Interest will be calculated on the actual number of days each loan is outstanding on the basis of a year consisting of 360 days and will be payable monthly in arrears by the 20th day of the following month or on such other day as Lender will require in a written notice to the Borrower (“Interest Payment Date”).
SECTION 6. PROMISSORY NOTE. The Borrower promises to repay the unpaid principal balance of the loans on the Term Expiration Date, as the term may be extended from time to time.
In addition to the above, the Borrower promises to pay interest on the unpaid principal balance of the loans at the times and in accordance with the provisions set forth herein.
SECTION 7. SECURITY. The Borrower’s obligations hereunder and, to the extent related hereto, under the Credit Agreement, will be secured as provided in Section 2.3 of the Credit Agreement.
SECTION 8. FEES.
(A)Commitment Fee. In consideration of the Commitment, the Borrower agrees to pay to Lender a commitment fee on the average daily unused available portion of the Commitment at the rate of 0.200% per annum (calculated on a 360-day basis), payable monthly in arrears by the 20th day following each month. Such fee will be payable for each month (or portion thereof) occurring during the original or any extended term of the Commitment.

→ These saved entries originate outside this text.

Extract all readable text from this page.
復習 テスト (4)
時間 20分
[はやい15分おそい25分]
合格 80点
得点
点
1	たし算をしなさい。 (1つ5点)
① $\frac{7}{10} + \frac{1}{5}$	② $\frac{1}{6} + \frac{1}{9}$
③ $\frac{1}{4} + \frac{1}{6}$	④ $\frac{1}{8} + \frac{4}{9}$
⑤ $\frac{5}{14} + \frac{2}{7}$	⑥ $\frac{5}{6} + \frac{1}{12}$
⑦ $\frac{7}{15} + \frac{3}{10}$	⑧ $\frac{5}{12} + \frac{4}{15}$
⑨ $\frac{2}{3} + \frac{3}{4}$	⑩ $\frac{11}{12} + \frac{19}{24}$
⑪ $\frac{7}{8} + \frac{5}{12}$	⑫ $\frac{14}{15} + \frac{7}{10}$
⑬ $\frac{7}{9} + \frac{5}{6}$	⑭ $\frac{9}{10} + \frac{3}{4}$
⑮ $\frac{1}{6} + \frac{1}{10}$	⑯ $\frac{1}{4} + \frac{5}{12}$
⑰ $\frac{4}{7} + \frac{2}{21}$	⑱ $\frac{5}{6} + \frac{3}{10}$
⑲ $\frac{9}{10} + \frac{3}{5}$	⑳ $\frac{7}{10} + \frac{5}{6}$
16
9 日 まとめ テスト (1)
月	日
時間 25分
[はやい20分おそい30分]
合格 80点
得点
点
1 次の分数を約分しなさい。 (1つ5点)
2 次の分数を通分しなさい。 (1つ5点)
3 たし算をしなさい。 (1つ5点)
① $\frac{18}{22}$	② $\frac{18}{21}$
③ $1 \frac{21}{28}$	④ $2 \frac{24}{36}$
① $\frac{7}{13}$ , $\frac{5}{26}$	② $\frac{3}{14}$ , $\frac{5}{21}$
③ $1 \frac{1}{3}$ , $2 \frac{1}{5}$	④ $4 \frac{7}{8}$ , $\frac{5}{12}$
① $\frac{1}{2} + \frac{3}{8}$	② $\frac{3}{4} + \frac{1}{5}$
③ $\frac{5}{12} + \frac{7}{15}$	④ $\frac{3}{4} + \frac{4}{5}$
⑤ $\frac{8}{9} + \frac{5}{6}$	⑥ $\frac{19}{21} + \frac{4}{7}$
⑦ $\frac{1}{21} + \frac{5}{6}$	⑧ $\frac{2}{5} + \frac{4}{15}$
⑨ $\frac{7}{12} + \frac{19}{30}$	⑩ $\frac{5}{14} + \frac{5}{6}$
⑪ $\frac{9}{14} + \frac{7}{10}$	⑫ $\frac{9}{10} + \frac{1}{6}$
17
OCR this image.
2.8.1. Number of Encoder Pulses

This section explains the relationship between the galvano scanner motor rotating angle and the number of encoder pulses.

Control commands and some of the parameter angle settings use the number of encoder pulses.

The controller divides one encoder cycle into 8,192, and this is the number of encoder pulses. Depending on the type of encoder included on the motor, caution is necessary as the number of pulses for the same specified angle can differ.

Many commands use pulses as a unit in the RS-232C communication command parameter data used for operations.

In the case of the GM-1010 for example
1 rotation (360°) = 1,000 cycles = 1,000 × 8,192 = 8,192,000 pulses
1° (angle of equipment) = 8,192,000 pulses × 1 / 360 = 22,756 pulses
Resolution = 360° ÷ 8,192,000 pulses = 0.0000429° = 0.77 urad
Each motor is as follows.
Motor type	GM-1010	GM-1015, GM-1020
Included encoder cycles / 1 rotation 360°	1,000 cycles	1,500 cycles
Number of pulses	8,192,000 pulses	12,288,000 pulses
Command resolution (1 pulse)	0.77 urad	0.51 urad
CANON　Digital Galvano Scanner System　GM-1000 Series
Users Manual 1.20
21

(B)Letter of Credit Fee(s): The Borrower agrees to pay to Lender any fees, administrative expenses, and other customary charges that Lender may charge or incur from time to time in connection with the issuance, maintenance, amendment (if any), assignment or transfer (if any), negotiation, and administration of the letter of credit. In addition, the Borrower agrees to pay to Lender:
1.Issuance Fee. Upon the issuance of the letter of credit, an issuance fee equal to $1,000.00.
2.Commission Fee. A commission fee equal to the LIBOR Margin multiplied by the face amount of the letter of credit (computed on the basis of a year of 360 days and actual days elapsed), which fee shall be payable quarterly in arrears on the 20th of each calendar quarter following issuance of the letter of credit, and on the last day of the term of the Commitment.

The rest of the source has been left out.